The Reshoring vs. Friend-Shoring Debate
Two distinct policy frames have emerged. "Reshoring" — bringing production back to the US — appeals on national-security and employment grounds but is expensive and slow. Building a leading-edge semiconductor fab takes 4-5 years and tens of billions of dollars. The TSMC Arizona fab announced in 2020 began limited production in 2024 — useful but not large-scale.
"Friend-shoring" — relocating production to allied countries — is more politically pragmatic. The US has expanded sourcing from Mexico, Vietnam, Korea, Japan, and Taiwan. The benefit is faster than full reshoring and uses existing supplier ecosystems. The cost is that allies' political stability and trade-policy alignment can shift, which transfers but does not eliminate the dependence risk.
Neither full reshoring nor full friend-shoring is the operational reality. The actual pattern has been mixed: some reshoring for defense-critical components, more friend-shoring for general manufacturing, and continued Chinese sourcing for many categories where the cost differential remains substantial.
The Inventory Trade-Off
The shift from just-in-time to just-in-case inventory management trades capital-efficiency for resilience.

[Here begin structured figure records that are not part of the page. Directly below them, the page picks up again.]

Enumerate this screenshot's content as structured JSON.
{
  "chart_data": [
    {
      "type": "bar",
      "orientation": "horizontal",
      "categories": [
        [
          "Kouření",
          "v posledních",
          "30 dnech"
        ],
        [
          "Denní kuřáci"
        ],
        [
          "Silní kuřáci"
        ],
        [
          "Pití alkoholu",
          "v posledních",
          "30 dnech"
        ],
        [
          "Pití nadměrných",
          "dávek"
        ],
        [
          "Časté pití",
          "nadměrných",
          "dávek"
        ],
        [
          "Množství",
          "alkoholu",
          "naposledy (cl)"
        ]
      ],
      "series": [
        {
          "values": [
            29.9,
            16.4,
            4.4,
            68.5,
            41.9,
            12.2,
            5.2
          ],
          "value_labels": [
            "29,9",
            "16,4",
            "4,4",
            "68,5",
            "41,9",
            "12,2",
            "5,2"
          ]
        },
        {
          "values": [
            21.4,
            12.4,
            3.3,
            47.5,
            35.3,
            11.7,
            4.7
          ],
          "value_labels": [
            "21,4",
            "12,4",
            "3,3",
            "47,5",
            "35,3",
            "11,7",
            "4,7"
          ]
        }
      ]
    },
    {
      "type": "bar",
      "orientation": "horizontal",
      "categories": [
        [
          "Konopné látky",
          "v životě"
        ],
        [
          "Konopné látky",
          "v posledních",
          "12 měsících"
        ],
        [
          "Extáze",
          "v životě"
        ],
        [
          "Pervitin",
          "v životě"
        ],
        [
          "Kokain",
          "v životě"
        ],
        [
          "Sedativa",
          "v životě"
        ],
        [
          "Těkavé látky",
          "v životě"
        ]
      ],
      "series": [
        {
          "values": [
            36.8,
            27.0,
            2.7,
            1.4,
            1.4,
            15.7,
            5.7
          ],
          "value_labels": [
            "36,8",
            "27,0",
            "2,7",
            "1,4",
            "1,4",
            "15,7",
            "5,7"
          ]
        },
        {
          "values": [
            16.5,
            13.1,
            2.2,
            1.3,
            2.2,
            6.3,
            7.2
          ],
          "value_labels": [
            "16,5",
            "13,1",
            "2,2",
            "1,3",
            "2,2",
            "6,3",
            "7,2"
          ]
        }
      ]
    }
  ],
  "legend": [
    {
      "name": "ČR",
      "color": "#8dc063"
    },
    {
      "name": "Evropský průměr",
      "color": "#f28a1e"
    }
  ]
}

Holding 90 days of strategic inventory rather than 30 days requires more working capital, more warehouse space, and accepts a lower return on invested capital. Most US firms have made some shift in this direction, but the long-run equilibrium will probably settle short of the levels that political discourse implies.
The reason is that inventory carrying costs are real and recurring. Once the immediate stress passes, the pressure to reduce inventory returns through standard return-on-capital calculations. The 2024 inventory levels are still elevated relative to 2019 but have fallen substantially from 2021-2022 peaks.
The Geographic Implications
Supply-chain reorganization has substantial geographic implications. Mexican manufacturing has grown rapidly under nearshoring trends. Vietnam, Thailand, Malaysia, and India have all absorbed shares of production that previously located in China. The "China + 1" strategy — keeping Chinese operations while diversifying to one or more alternative locations — has been the dominant private-sector response.
Within the US, supply-chain reorganization has concentrated investment in particular regions. The semiconductor cluster in Arizona, Ohio, and New York. The battery cluster in Tennessee, Georgia, and Michigan. The solar cluster in Texas and Florida. These are increasingly identifiable as strategic regions in the same way Detroit or Pittsburgh were in the twentieth century.
The Cost
The shift from efficiency-first to resilience-first supply chains has measurable costs. McKinsey's tracking has estimated that nearshoring and friend-shoring add roughly 15-25% to landed cost for typical manufactured goods. Some of that cost passes through to consumers; some is absorbed by margins; some is offset by government subsidies (the IRA, the CHIPS Act).
The political question is whether the resilience benefits justify the cost. The pandemic-era stress tests provide one data point: the cost of the shortages was substantial enough that some preventive investment in resilience is worthwhile. The harder question is how much, and what insurance value to assign to lower-probability disruptions like a Taiwan Strait crisis.
The Honest Reading
Supply chains are no longer purely operational concerns. They are strategic infrastructure that policy treats accordingly. The shift in US policy framing from 2019 to 2024 has been substantial — from hands-off treatment to active intervention through tariffs, subsidies, and procurement preferences. The empirical record on whether the interventions are producing the intended resilience is still being written. Some categories (semiconductors, rare earths) show progress. Others (active pharmaceutical ingredients, certain consumer staples) have seen less change. The 2030s will likely produce the test of whether the supply-chain reorientation can hold against the cost-efficiency pressure that originally produced the fragility.